Lui qui pendant très longtemps n’a rien écrit pour la voix livre cette fois une oeuvre où le chant est maître. « Correspondances« , créée en 2003 à Berlin et encore jamais enregistrée, a été révisée plusieurs fois par Henri Dutilleux, qui a notamment écrit une nouvelle fin pour Barbara Hannigan. C’est la soprano canadienne qui interprète l’œuvre dans l’enregistrement fait à l’opéra Bastille en présence de Dutilleux en décembre 2011.

« Passion » de Pascal Dusapin (2008)

… La soprano Barbara Hannigan, à la beauté renversante, est époustouflante. L’aigu est d’une souplesse et d’une facilité confondantes. Il faut une technique en acier pour surmonter de telles épreuves pendant 90 minutes, non stop…

“Written on skin”, de George Benjamin (2012)

Tous les chanteurs sont remarquables, à commencer par la superbe Barbara Hannigan, impressionnante dans le rôle d’Agnès. Si le compositeur George Benjamin affirme avoir voulu donner à sa musique les couleurs d’un manuscrit enluminé, il parvient tout aussi bien à laisser affleurer l’éveil à la sensualité et à la beauté de la jeune femme, parfaitement relayé par une magistrale chanteuse, habitée par le rôle.
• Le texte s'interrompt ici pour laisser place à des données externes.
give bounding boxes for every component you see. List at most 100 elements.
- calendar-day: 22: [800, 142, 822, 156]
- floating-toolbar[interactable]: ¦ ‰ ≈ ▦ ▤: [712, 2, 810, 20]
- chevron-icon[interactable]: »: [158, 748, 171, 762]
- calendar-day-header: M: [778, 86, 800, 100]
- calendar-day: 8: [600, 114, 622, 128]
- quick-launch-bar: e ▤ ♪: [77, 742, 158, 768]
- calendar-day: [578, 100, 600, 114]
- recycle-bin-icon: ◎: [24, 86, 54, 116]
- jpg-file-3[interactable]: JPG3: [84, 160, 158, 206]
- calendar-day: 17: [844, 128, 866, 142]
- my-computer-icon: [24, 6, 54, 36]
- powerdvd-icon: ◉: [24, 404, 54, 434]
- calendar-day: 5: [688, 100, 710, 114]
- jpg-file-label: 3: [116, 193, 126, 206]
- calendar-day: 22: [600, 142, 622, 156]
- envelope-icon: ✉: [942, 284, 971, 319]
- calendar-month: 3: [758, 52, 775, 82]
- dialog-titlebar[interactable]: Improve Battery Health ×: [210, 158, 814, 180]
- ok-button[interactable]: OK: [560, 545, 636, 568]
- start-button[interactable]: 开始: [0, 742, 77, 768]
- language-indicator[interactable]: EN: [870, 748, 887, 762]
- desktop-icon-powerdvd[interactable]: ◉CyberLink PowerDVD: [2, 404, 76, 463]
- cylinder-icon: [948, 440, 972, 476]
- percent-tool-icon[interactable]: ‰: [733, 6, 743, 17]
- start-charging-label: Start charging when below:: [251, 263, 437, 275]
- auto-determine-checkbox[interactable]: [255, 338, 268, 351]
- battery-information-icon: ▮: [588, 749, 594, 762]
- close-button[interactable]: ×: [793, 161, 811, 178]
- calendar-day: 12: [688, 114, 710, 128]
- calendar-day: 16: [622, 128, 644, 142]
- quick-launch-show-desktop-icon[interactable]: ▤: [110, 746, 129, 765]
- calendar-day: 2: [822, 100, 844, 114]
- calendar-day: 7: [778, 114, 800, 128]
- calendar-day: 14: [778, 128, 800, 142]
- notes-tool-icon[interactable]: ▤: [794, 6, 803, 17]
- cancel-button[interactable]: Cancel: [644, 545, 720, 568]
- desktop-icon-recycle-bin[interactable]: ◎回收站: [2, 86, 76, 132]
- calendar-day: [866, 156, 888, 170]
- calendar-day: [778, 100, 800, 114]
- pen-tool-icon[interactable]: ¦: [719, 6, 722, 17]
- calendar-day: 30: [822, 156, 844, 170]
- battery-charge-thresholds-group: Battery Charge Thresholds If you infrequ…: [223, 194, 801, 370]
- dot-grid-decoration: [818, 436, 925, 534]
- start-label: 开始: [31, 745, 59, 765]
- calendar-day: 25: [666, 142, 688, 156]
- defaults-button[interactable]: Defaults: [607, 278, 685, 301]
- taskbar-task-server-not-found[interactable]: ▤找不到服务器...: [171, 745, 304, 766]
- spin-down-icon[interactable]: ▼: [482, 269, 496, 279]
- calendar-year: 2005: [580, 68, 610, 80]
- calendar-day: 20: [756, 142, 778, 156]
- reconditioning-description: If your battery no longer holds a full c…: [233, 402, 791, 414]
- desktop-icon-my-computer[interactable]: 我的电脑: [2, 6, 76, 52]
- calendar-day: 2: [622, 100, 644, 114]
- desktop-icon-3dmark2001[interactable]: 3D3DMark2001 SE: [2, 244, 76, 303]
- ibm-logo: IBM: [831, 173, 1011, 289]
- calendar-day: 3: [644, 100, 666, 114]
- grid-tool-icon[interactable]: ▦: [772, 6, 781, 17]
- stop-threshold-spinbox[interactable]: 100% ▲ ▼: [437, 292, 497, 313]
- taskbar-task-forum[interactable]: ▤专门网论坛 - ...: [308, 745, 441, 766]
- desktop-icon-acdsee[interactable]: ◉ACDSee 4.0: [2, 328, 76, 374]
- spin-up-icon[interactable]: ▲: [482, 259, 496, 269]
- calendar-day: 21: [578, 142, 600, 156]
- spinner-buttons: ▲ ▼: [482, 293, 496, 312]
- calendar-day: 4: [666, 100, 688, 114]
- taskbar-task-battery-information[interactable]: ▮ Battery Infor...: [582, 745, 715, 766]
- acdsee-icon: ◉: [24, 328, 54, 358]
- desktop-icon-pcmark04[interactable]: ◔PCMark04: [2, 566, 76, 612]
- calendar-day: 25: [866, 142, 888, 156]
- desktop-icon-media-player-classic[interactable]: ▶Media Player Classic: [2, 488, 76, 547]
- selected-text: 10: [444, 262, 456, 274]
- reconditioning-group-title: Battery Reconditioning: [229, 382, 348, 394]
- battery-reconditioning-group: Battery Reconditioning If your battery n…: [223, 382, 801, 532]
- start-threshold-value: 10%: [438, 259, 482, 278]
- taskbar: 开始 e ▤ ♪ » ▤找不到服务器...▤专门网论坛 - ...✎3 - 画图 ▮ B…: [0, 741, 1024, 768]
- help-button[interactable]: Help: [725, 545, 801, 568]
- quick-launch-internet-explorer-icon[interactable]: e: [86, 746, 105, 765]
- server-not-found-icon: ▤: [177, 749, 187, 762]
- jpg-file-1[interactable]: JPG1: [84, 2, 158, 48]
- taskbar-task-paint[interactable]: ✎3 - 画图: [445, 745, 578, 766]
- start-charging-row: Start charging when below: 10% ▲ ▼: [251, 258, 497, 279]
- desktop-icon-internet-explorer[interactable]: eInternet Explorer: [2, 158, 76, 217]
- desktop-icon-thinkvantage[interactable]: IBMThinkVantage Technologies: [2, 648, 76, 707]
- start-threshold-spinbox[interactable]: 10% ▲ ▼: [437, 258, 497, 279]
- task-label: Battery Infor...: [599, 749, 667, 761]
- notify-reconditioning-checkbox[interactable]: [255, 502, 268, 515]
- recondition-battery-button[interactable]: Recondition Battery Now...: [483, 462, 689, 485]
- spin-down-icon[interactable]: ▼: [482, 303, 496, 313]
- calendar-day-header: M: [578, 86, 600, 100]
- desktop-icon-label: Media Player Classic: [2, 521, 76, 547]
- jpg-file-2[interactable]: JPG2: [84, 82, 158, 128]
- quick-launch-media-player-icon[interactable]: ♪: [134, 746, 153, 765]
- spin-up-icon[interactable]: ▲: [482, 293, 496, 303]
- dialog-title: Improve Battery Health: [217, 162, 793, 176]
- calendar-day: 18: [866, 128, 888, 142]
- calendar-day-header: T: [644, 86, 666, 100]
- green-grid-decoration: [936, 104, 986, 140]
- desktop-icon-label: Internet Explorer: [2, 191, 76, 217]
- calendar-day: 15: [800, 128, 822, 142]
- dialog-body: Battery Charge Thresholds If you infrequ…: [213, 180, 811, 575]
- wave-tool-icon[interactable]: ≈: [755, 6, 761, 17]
Barbara Hannigan dans le rôle d’Agnès parvient à rendre toutes les étapes par lesquelles passe son personnage avec un très large éventail de couleurs, allant de la résignation totale à la révolte la plus violente, et des moyens vocaux illimités qui se révèlent au fil de l’évolution du personnage.

« Let me tell you » de Hans Abrahamsen (2013)

Barbara Hannigan a eu l’excellente idée de commander une œuvre sur mesure, où elle serait Ophélie. Elle s’est pour cela adressée au compositeur danois Hans Abrahamsen, né en 1952, représentant de la « Nouvelle Simplicité », Abrahamsen n’avait jusque-là guère écrit pour la voix. Barbara Hannigan lui a proposé de partir du roman Let me tell you (paru en 2008), pour lequel Paul Griffiths s’était fixé le défi de n’employer que les 481 mots prononcés par Ophélie dans la pièce de Shakespeare. Depuis sa création en décembre 2013, avec le Philharmonique de Berlin dirigé par Andris Nelsons, cette œuvre accumule les succès critiques et les récompenses, en concert comme au disque : Gramophone Award, Diapason d’or, Edison Klassiek, Gravemeyer Award… On a pu l’entendre à Berlin, à New York, à Cleveland ou à Munich.

Le tub d’aujourd’hui du rédacteur!

« Le Silence des Sirènes » de Unsuk Chin (2014)

Le nouveau travail de Chin est viscéral, rapide et palpitant. Elle a été conçue pour garder à l’esprit la sirène d’architecture Barbara Hannigan, qui pourrait facilement détruire une flotte de navires si elle le souhaitait. Elle flotte sur la scène en chantant le texte d’Homère. Cela devient une fugue verbale fragmentée de James Joyce, scintillante comme un point de lumière sur l’eau. L’énergie théâtrale d’Hannigan, sa hauteur sans effort et sa précision surnaturelle font partie d’un ensemble séduisant; et puis il y a un sens de joie et d’émerveillement enfantins dans les explorations soniques de Chin.

« Lessons in Love and Violence » de George Benjamin (2018)

Barbara Hannigan est un peu au monde de l’opéra ce qu’est au cinéma l’actrice britannique Tilda Swinton, qui incarnait la reine Isabelle dans le film de Derek Jarman d’après Marlowe : même goût pour les personnages extrêmes, même volonté de donner le maximum d’elle-même. En dehors de quelques aigus planants et d’un ou deux passages un peu vocalisants, c’est surtout par son jeu théâtral, là aussi, que la soprano canadienne impressionne, tantôt inquiétante et perverse, tantôt bouleversante victime.

« Bérénice » de Michael Jarrell (2018)

En déshabillé rouge, puis bleu, Barbara Hannigan, pour qui le rôle a été écrit, incarne une Bérénice tout à la fois libre, aimante et explosive (elle saute au cou de Titus ou lui envoie ses chaussures en pleine figure), séduisante toujours et émouvante via le timbre même de sa voix. Sa partie est la plus ciselée, Jarrell sollicitant souvent le registre très aigu de sa tessiture. Le chant garde néanmoins sa souplesse et son extraordinaire flexibilité. On ne peut oublier son lamento final, sur la trame flottante d’un orchestre éthéré.